Yachika Reddy, Project Manager at  Sustainable Energy Africa, agrees there is little purchase in telling people what they have to do. She and her colleagues, who believe in a more inclusive route, developed the "let's respond" toolkit, which is a guide to integrating climate change risks into municipal planning. They piloted their ideas in Thulamela, a town in South Africa's northern Limpopo province.

A child walks over drought-cracked land
The Philippines is considered to be a vulnerable country, and is looking at ways to reduce the risk of disasterImage: picture-alliance/dpa/F. Malasig

The municipality, which is not wealthy yet is growing at a rapid rate, has suffered frequent fire and flooding over past years. In one extreme weather event, a bridge was washed away, leaving communities on one side cut off from the main town.

When Reddy got stakeholders together to talk about a possible response to what is happening to their environment and consequently their livelihoods, she asked them to take a journey back in time.
 
"We went through an exercise where they had to recall these events - and as they did it, there was this light bulb moment of 'wow, the weather is changing and it actually impacts us in a very real, daily way.'"
 
Rocking and rolling

Rush Hour in Johannesburg Downtown
Urban growth is happening all over the world, which has huge implications for the climateImage: DW/R. Fuchs

That was three years ago.
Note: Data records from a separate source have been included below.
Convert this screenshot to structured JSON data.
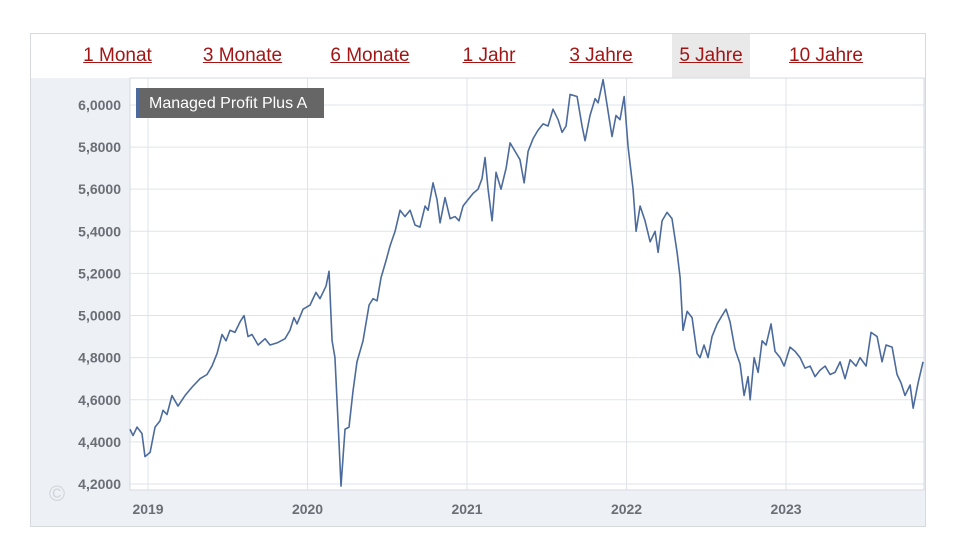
{
  "tabs": {
    "items": [
      "1 Monat",
      "3 Monate",
      "6 Monate",
      "1 Jahr",
      "3 Jahre",
      "5 Jahre",
      "10 Jahre"
    ],
    "selected": 5
  },
  "chart_data": {
    "type": "line",
    "series": [
      {
        "name": "Managed Profit Plus A",
        "color": "#4c6b9c",
        "x": [
          2018.887,
          2018.906,
          2018.931,
          2018.962,
          2018.981,
          2019.013,
          2019.044,
          2019.075,
          2019.094,
          2019.119,
          2019.15,
          2019.188,
          2019.232,
          2019.276,
          2019.326,
          2019.37,
          2019.401,
          2019.433,
          2019.464,
          2019.489,
          2019.514,
          2019.545,
          2019.577,
          2019.602,
          2019.627,
          2019.652,
          2019.69,
          2019.734,
          2019.765,
          2019.809,
          2019.859,
          2019.89,
          2019.915,
          2019.934,
          2019.972,
          2020.016,
          2020.053,
          2020.078,
          2020.116,
          2020.135,
          2020.154,
          2020.172,
          2020.191,
          2020.21,
          2020.235,
          2020.26,
          2020.285,
          2020.31,
          2020.348,
          2020.386,
          2020.411,
          2020.436,
          2020.461,
          2020.492,
          2020.517,
          2020.549,
          2020.58,
          2020.611,
          2020.643,
          2020.674,
          2020.705,
          2020.737,
          2020.756,
          2020.787,
          2020.812,
          2020.831,
          2020.862,
          2020.894,
          2020.925,
          2020.95,
          2020.975,
          2021.006,
          2021.038,
          2021.069,
          2021.094,
          2021.113,
          2021.132,
          2021.157,
          2021.182,
          2021.213,
          2021.245,
          2021.27,
          2021.301,
          2021.332,
          2021.358,
          2021.383,
          2021.414,
          2021.445,
          2021.477,
          2021.508,
          2021.539,
          2021.571,
          2021.596,
          2021.621,
          2021.646,
          2021.69,
          2021.721,
          2021.74,
          2021.771,
          2021.803,
          2021.822,
          2021.853,
          2021.878,
          2021.909,
          2021.934,
          2021.959,
          2021.985,
          2022.01,
          2022.041,
          2022.06,
          2022.085,
          2022.116,
          2022.148,
          2022.179,
          2022.198,
          2022.223,
          2022.254,
          2022.285,
          2022.317,
          2022.336,
          2022.354,
          2022.38,
          2022.411,
          2022.442,
          2022.461,
          2022.486,
          2022.511,
          2022.536,
          2022.568,
          2022.599,
          2022.624,
          2022.649,
          2022.68,
          2022.712,
          2022.737,
          2022.762,
          2022.775,
          2022.8,
          2022.825,
          2022.85,
          2022.875,
          2022.906,
          2022.931,
          2022.963,
          2022.988,
          2023.025,
          2023.057,
          2023.088,
          2023.119,
          2023.151,
          2023.182,
          2023.213,
          2023.245,
          2023.276,
          2023.307,
          2023.339,
          2023.37,
          2023.402,
          2023.439,
          2023.464,
          2023.502,
          2023.533,
          2023.571,
          2023.602,
          2023.627,
          2023.665,
          2023.696,
          2023.721,
          2023.746,
          2023.778,
          2023.797,
          2023.828,
          2023.859
        ],
        "values": [
          4.46,
          4.43,
          4.47,
          4.44,
          4.33,
          4.35,
          4.47,
          4.5,
          4.55,
          4.53,
          4.62,
          4.57,
          4.62,
          4.66,
          4.7,
          4.72,
          4.76,
          4.82,
          4.91,
          4.88,
          4.93,
          4.92,
          4.97,
          5.0,
          4.9,
          4.91,
          4.86,
          4.89,
          4.86,
          4.87,
          4.89,
          4.93,
          4.99,
          4.96,
          5.03,
          5.05,
          5.11,
          5.08,
          5.14,
          5.21,
          4.88,
          4.8,
          4.5,
          4.19,
          4.46,
          4.47,
          4.64,
          4.78,
          4.88,
          5.05,
          5.08,
          5.07,
          5.18,
          5.26,
          5.33,
          5.4,
          5.5,
          5.47,
          5.5,
          5.43,
          5.42,
          5.52,
          5.5,
          5.63,
          5.55,
          5.44,
          5.56,
          5.46,
          5.47,
          5.45,
          5.52,
          5.55,
          5.58,
          5.6,
          5.65,
          5.75,
          5.6,
          5.45,
          5.68,
          5.6,
          5.7,
          5.82,
          5.78,
          5.74,
          5.63,
          5.78,
          5.84,
          5.88,
          5.91,
          5.9,
          5.98,
          5.93,
          5.87,
          5.9,
          6.05,
          6.04,
          5.9,
          5.83,
          5.95,
          6.03,
          6.01,
          6.12,
          6.0,
          5.85,
          5.95,
          5.93,
          6.04,
          5.8,
          5.6,
          5.4,
          5.52,
          5.45,
          5.35,
          5.4,
          5.3,
          5.45,
          5.49,
          5.46,
          5.3,
          5.18,
          4.93,
          5.02,
          4.99,
          4.82,
          4.8,
          4.86,
          4.8,
          4.9,
          4.96,
          5.0,
          5.03,
          4.97,
          4.84,
          4.77,
          4.62,
          4.71,
          4.6,
          4.8,
          4.73,
          4.88,
          4.86,
          4.96,
          4.83,
          4.8,
          4.76,
          4.85,
          4.83,
          4.8,
          4.75,
          4.76,
          4.71,
          4.74,
          4.76,
          4.72,
          4.73,
          4.78,
          4.7,
          4.79,
          4.76,
          4.8,
          4.76,
          4.92,
          4.9,
          4.78,
          4.86,
          4.85,
          4.72,
          4.68,
          4.62,
          4.67,
          4.56,
          4.68,
          4.78
        ]
      }
    ],
    "xlim": [
      2018.887,
      2023.865
    ],
    "xticks": [
      2019,
      2020,
      2021,
      2022,
      2023
    ],
    "ylim": [
      4.1715,
      6.128
    ],
    "yticks": [
      {
        "value": 4.2,
        "label": "4,2000"
      },
      {
        "value": 4.4,
        "label": "4,4000"
      },
      {
        "value": 4.6,
        "label": "4,6000"
      },
      {
        "value": 4.8,
        "label": "4,8000"
      },
      {
        "value": 5.0,
        "label": "5,0000"
      },
      {
        "value": 5.2,
        "label": "5,2000"
      },
      {
        "value": 5.4,
        "label": "5,4000"
      },
      {
        "value": 5.6,
        "label": "5,6000"
      },
      {
        "value": 5.8,
        "label": "5,8000"
      },
      {
        "value": 6.0,
        "label": "6,0000"
      }
    ],
    "grid": true
  }
}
Thulamela, which Reddy stresses is blessed with a champion in the form of its community services manager, has since developed an energy and climate change strategy, and integrated climate responses into every sector.

There are water saving mechanisms, urban gardens for growing food, energy efficient lighting and much more. 

"People here were receptive, it was really the penny dropping for them," she told DW. "Thulamela is rocking and rolling." 

That implies a speed of movement that may be seem out of reach for many municipalities around the globe, which are struggling to get on top of their government's pledges.

But it is a brilliant example of what can be done if the message is communicated in a way that is easy for everyone to grasp. And if that approach can be replicated widely enough, in another few years from now - perhaps by 2020, when national pledges under the Paris Agreement are due to come into force - the whole world could be dancing gracefully towards a healthy future.